À quel moment le Togo est tombé ? Les réponses une fois de plus varient en fonction de l’expérience que l’on a du régime qui régente le pays et des choix qu’il a opérés jusqu’ici. Certains diront que le Togo est tombé à partir de la mort de Eyadéma (2005) ; d’autres parleraient du jour où Eyadéma a renoncé à sa « parole de militaire » et fait sauter le verrou de la limitation des mandats (2002) ; d’autres iraient plus loin en parlant de l’échec de la transition dirigée par Koffigoh (1991-1993), etc. En réalité (je le pense, et je ne suis pas seul), le Togo est tombé le 13 janvier 1963.

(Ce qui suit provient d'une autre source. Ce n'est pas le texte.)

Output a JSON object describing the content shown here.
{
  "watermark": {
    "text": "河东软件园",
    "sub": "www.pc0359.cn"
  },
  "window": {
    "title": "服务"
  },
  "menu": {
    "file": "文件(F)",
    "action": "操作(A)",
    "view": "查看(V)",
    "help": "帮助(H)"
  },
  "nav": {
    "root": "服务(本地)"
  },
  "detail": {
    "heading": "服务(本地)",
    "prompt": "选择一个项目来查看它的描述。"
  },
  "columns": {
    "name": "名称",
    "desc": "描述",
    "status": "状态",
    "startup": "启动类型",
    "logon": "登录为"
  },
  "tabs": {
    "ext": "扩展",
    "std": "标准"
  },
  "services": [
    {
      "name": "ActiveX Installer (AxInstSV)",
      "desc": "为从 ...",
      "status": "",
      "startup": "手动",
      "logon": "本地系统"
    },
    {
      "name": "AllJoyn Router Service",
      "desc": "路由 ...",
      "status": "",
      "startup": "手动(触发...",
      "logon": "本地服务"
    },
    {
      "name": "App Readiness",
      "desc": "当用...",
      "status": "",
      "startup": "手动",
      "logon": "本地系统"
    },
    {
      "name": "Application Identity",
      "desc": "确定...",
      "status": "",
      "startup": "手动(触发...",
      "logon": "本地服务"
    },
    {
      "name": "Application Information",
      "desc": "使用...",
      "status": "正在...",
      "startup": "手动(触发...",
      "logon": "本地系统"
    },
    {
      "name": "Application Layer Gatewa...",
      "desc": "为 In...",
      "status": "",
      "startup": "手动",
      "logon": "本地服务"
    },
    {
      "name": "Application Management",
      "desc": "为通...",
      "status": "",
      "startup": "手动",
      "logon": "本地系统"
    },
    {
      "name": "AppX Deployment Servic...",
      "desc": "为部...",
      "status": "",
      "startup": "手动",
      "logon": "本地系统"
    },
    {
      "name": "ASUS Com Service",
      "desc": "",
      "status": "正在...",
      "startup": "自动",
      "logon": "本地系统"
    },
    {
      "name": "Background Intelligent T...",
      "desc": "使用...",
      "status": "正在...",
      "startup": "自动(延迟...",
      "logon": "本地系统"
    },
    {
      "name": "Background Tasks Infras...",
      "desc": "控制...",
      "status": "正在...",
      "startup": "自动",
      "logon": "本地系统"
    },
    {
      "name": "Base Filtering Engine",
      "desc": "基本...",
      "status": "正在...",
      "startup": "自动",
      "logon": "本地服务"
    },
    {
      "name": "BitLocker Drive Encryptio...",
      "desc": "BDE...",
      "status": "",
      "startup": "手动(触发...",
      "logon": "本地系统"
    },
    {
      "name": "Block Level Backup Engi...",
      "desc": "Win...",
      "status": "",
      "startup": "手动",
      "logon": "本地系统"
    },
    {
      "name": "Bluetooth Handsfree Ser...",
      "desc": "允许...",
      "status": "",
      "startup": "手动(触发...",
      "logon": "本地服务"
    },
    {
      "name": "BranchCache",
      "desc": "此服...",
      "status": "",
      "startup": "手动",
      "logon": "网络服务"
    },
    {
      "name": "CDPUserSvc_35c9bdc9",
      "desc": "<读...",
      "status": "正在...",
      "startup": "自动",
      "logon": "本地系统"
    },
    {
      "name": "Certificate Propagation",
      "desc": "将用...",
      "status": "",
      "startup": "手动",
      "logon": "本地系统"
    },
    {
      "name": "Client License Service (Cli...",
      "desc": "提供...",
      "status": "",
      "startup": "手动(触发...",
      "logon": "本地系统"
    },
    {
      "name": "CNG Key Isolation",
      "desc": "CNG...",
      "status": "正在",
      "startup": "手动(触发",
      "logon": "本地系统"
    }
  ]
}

Si nous pouvons recentrer la réflexion sur ce qui a causé la chute du Togo en ce deuxième dimanche de janvier 1963, on peut mieux résoudre le problème primordial ainsi que les problèmes secondaires que nous prenons très souvent pour des problèmes principaux. Pour ce faire, il n’y a certainement pas une approche unique. Mais en faisant un inventaire de ce qui a été essayé, l’on remarque parmi les forces démocratiques une certaine frilosité, une résistance à aborder ce qui semble être une question tabou: celle de la place et de l’avenir de l’armée togolaise. Pourtant à y regarder de près, ce sujet est à l’origine du mal togolais, et il ne saurait y avoir un changement politique si l’on continue par en faire un tabou.
- La Première République
Les lendemains de l’indépendance ont été tumultueux. Malgré toute la bonne volonté des dirigeants et acteurs de la Première République (27 avril 1960 – 13 janvier 1963), ils se sont retrouvés face à des problèmes épineux qu’ils ont certainement résolu de leur mieux, mais il y a certains sur lesquels ils ont eu moins de succès. Je ne citerais que deux problèmes sur lesquels la Première République a butté, des problèmes dont la résolution semble avoir été fatale pour le Togo. Le premier est géopolitique : le contrôle économique du Togo par la France à travers le franc CFA. L’autre problème était initialement interne, mais il a très vite été récupéré et instrumentalisé par une puissance étrangère : il s’agissait de la place ou de l’avenir de l’armée dans la vie de la nation.
Si on s’en tient à l’histoire officielle du Togo et au mythe fondateur de l’actuel régime militaire, c’est l’intégration des soldats démobilisés de l’armée coloniale dans la petite armée togolaise (à peine 300 hommes), une revendication corporatiste à laquelle le père de l’indépendance, le président Olympio, réserva une fin de non-recevoir, qui expliquerait le renversement de son régime, la tentative de sortie du franc CFA étant soit feutrée, soit reléguée au rang de simple catalyseur. La deuxième partie de cet article partira de cette version pour poser un tant soit peu les voies de sortie. Merci de m’avoir lu.